Samurai Champloo Retold A Classic Cowboy Bebop Episode

As a certain creative aphorism goes, "good artists borrow, great artists steal." Who's the easiest person to steal from? Yourself. When anime director Shinichirō Watanabe was making "Samurai Champloo," his follow-up to "Cowboy Bebop," he re-used many of his previous' series traits. 

"Cowboy Bebop" and "Samurai Champloo" share a loose story structure of episodic adventures, similar characters (Mugen is a scruffier Spike Spiegel), and overlapping themes about the inevitability of death. Both shows even have the same title structure; the character archetype the show focuses on followed by an important cultural influence ("Champloo" derives from Japanese word "chanpurū," a stir-fry dish or "remix").

What makes "Samurai Champloo" stand on its own feet is that Watanabe stuck these ideas in a totally different setting: Edo-era Japan instead of a colonized solar system circa 2071. Despite these different contexts, the two shows did tell similar stories. One "Samurai Champloo" episode in particular stands out as a quasi remake of a "Cowboy Bebop" one.

Waltz For Venus vs. A Risky Racket

"Cowboy Bebop" session #8, "Waltz For Venus," opens with Spike and Faye Valentine foiling a shuttle hijacking. After the two collect the fee from their rare successful bounty hunt, a starstruck passenger, Roco Bonnaro, asks Spike to take him on as a martial arts student. Spike reluctantly agrees and warms to Roco in spite of himself — until he learns his new pupil has a bounty on his head.

It turns out Roco is involved with petty crime to support his blind sister Stella; he even stole a "Grey Ash" plant from his associates because its seeds can treat Stella's condition and restore her sight. Roco is gunned down in the episode's climax, but it turns out he left some Grey Ash seeds behind for Stella, adding some sweetness to the bitter ending.

"Samurai Champloo" episode 7, "A Risky Racket," features a one-shot character similar to Roco: Shinsuke, a young pickpocket who steals money that Mugen, Jin, and Fuu won in a gambling match. When Fuu investigates, she discovers Shinsuke is only stealing to help his sick mother.

When she confronts Shinsuke, the two get cornered by a gang he stole from. Shinsuke pretends to hold Fuu hostage so they can both escape, but they get stuck in a besieged building.
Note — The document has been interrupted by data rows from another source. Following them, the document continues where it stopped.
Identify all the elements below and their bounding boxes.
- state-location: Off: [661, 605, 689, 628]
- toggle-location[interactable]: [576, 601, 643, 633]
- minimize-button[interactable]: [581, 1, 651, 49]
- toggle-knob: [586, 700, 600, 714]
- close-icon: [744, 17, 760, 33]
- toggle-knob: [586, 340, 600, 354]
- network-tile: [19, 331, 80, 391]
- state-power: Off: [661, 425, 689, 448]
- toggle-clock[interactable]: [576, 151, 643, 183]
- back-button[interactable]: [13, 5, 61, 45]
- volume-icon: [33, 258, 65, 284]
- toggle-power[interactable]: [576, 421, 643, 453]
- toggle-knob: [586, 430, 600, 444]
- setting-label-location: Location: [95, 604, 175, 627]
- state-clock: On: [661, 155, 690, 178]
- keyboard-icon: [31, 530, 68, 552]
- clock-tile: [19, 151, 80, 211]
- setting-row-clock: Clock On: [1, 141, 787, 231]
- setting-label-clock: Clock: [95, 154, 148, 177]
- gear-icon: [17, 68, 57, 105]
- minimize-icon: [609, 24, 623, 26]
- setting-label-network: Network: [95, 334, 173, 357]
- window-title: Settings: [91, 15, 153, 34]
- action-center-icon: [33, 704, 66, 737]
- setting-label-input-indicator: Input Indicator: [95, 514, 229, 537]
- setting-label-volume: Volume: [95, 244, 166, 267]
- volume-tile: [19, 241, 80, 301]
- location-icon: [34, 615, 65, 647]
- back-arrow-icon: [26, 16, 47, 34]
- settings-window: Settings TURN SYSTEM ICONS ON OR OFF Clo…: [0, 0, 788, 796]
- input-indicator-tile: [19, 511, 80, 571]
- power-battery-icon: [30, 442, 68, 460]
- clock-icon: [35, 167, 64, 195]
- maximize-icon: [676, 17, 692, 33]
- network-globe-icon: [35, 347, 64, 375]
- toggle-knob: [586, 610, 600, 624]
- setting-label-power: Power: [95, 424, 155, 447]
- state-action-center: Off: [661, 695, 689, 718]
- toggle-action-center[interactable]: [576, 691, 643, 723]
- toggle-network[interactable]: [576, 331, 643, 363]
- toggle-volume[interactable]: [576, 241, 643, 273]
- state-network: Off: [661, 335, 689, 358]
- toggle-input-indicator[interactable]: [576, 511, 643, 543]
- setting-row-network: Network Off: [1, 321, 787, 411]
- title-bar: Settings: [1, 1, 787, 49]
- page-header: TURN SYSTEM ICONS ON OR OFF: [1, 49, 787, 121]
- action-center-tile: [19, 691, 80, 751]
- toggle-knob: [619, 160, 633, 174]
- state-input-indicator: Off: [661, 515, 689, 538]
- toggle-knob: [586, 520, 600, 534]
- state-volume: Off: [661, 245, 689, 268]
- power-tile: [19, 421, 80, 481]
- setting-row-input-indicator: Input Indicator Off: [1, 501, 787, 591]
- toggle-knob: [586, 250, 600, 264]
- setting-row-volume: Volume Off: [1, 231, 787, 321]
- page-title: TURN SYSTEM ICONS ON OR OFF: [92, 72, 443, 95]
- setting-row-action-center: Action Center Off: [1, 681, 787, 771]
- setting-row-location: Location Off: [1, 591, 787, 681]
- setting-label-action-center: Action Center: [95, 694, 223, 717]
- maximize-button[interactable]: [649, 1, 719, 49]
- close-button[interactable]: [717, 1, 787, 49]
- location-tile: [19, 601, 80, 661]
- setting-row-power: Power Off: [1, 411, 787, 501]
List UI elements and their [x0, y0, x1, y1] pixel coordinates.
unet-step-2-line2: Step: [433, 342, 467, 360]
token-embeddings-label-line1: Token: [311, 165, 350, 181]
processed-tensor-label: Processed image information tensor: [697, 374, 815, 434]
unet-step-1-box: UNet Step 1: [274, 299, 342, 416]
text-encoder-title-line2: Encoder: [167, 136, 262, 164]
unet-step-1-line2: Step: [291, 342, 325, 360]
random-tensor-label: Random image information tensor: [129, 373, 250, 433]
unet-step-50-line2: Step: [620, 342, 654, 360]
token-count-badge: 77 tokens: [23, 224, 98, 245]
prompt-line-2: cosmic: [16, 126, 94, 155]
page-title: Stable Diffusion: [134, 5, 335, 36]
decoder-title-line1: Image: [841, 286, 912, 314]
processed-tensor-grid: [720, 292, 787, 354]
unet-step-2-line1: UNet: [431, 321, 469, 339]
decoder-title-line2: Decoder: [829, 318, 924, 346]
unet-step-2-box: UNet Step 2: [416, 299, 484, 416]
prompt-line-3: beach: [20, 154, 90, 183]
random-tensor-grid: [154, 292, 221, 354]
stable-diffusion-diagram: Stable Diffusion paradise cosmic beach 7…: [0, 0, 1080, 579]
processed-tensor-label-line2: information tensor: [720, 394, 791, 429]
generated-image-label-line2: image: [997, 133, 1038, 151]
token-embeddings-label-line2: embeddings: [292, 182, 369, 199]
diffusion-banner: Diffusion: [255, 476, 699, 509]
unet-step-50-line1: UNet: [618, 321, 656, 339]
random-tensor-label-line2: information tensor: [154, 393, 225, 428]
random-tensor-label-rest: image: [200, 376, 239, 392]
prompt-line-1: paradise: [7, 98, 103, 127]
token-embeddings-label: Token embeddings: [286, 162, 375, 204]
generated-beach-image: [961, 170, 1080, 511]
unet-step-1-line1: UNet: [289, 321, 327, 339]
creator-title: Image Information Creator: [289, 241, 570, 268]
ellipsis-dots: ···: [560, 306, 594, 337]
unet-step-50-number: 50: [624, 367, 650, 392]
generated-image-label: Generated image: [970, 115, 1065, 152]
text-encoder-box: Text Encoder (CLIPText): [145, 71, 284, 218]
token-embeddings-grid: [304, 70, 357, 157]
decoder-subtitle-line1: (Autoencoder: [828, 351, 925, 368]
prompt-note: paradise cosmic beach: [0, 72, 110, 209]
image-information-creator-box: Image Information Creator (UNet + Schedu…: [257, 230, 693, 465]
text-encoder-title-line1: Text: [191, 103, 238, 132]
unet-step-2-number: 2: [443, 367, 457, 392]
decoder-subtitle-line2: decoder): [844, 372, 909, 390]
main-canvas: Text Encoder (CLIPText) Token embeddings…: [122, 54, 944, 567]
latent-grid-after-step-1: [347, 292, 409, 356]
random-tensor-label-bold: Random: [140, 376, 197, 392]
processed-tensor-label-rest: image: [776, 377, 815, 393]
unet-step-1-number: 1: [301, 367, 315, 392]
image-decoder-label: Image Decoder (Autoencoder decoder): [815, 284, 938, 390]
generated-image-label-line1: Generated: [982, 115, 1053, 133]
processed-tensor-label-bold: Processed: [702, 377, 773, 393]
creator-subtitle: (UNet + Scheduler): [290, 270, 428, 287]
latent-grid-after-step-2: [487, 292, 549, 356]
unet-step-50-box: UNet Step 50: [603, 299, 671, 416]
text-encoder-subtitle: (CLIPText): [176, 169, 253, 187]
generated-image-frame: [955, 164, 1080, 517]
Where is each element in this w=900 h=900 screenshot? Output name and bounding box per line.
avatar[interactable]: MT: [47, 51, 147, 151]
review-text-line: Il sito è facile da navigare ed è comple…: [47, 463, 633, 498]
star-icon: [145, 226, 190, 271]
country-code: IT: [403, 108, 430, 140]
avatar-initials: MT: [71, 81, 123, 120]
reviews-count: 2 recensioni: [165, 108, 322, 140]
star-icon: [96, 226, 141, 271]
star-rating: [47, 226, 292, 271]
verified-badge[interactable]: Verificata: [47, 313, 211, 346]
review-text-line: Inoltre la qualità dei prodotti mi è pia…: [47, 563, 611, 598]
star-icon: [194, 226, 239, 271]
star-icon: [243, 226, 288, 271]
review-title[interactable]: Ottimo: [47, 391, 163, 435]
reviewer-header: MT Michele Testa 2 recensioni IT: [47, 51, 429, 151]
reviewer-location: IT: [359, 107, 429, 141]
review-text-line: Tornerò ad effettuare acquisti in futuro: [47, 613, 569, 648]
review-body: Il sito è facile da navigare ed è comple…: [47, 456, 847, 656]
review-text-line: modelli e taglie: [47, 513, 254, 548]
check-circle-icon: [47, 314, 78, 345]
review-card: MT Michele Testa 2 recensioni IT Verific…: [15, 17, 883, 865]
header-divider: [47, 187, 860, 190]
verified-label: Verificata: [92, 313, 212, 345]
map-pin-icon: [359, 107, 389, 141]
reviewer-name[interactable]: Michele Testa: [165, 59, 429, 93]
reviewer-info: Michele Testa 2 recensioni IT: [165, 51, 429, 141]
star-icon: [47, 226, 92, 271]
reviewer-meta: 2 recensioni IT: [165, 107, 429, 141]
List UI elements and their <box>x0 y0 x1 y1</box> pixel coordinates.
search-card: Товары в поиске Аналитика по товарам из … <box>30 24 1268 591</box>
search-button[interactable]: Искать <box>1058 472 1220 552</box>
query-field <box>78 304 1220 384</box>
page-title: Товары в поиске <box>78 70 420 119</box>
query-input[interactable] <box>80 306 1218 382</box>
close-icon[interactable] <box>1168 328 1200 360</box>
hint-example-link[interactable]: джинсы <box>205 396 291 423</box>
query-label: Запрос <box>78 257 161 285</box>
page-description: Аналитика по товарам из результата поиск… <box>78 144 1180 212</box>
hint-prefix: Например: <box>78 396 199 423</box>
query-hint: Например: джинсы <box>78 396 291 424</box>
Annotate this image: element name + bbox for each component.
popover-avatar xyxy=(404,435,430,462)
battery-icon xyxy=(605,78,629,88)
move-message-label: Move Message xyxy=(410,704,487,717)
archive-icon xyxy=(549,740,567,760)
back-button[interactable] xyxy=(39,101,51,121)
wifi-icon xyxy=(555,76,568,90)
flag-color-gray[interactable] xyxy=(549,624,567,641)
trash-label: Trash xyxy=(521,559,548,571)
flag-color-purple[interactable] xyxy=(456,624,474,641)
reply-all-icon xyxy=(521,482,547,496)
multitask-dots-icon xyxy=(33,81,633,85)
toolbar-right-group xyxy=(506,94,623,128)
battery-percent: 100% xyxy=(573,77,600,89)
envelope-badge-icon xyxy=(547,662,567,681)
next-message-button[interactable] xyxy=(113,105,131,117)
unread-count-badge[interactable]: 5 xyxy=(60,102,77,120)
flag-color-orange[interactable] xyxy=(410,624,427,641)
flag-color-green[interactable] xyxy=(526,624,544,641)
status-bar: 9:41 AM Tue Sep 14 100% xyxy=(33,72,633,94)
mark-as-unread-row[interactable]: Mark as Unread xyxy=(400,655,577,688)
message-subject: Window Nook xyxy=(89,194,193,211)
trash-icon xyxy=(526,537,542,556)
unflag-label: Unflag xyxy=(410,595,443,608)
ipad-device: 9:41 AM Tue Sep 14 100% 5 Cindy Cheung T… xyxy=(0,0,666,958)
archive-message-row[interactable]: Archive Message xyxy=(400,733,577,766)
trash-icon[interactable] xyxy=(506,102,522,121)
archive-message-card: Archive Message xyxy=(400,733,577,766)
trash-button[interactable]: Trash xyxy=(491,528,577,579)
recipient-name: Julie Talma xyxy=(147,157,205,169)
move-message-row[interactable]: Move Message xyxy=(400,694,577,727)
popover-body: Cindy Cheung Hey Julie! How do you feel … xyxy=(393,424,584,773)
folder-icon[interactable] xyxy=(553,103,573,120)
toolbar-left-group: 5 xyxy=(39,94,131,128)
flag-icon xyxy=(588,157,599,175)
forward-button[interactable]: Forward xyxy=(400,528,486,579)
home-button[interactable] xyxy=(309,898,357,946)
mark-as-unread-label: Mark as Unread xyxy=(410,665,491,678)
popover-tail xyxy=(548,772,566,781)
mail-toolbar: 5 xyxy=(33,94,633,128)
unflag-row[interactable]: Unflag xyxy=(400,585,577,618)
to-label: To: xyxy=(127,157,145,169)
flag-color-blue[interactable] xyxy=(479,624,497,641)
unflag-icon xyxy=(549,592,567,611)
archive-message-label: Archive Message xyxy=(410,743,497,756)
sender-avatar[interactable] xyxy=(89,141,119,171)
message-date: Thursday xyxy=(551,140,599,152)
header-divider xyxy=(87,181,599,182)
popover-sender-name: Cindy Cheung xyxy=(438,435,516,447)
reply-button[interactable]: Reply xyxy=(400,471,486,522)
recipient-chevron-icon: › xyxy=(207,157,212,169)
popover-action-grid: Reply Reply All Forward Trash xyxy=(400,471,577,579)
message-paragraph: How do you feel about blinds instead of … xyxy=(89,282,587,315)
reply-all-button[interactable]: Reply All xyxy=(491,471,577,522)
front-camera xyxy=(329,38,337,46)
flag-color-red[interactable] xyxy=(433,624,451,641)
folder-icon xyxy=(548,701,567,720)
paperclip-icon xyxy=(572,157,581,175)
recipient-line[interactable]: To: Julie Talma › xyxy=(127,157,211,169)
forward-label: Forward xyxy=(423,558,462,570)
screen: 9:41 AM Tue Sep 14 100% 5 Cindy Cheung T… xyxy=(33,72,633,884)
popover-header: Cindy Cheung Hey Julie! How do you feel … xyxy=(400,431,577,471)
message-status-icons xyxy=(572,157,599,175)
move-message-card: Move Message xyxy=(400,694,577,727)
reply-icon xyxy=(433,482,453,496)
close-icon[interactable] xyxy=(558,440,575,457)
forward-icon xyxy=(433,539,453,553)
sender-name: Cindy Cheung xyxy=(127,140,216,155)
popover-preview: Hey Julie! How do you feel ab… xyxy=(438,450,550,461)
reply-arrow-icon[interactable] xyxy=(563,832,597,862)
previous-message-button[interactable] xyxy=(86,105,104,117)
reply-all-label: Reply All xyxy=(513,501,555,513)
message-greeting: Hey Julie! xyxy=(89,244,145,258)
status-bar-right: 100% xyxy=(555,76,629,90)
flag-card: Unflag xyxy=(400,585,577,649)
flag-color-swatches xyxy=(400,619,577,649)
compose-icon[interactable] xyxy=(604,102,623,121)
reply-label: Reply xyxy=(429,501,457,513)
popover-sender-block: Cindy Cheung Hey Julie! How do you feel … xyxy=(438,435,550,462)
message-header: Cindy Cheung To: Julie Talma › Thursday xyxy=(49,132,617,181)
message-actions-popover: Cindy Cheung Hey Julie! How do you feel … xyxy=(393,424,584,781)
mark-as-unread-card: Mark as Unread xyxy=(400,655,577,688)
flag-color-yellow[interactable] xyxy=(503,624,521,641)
When Shinsuke does make a break for it, he's cornered, then stabbed, by local police. Like Spike with Stella, it falls to Fuu to give Shinsuke's mother the bad news. Unlike in "Waltz for Venus," though, there's no silver lining to Shinsuke's efforts and his mother doesn't get her needed treatment.

Where similarities end

The darker outcome is surprising since "Samurai Champloo" is usually lighter than "Cowboy Bebop." While the tone of "Cowboy Bebop" varies from episode to episode, the series as a whole has lots of ennui. "Samurai Champloo" is a goofier series with more comedy; the action can border on slapstick. 

These differences come down to the show's musical inspirations. "Cowboy Bebop," naturally, has a jazz-inspired score written by Yoko Kanno. For all its variety, jazz lends itself well to melancholy. "Samurai Champloo," on the other hand, is all about hip-hop, a more upbeat and punk genre. Instead of a single composer, the score was crafted by a team of real-life hip-hop artists: Shinji "Tsutchie" Tsuchida of Shakkazombie, duo Force of Nature, Japanese record producer/DJ Nujabes, and American rapper Fat Jon.

In an interview with CBC, Watanabe revealed he had been a fan of hip-hop since his high school days, with Grandmaster Flash's "The Message" being an early favorite song. As for why he thought hip-hop was fitting music for a samurai show, he said:

"One of the things that make samurai and hip-hop very similar is that in the old days, samurai felt very strongly about representing themselves and they would represent who they were with their one sword, and rappers today are also ones who take one microphone and represent who they are..."

Watanabe added that the core theme of "Samurai Champloo" is sampling the old to make something new. Just like hip-hop does that with old music, he did so with images from old samurai movies. Watanabe may have sampled some ingredients he'd used before in "Cowboy Bebop," but like any great chef, musician, or director, he rearranged the familiar into something new with "Samurai Champloo."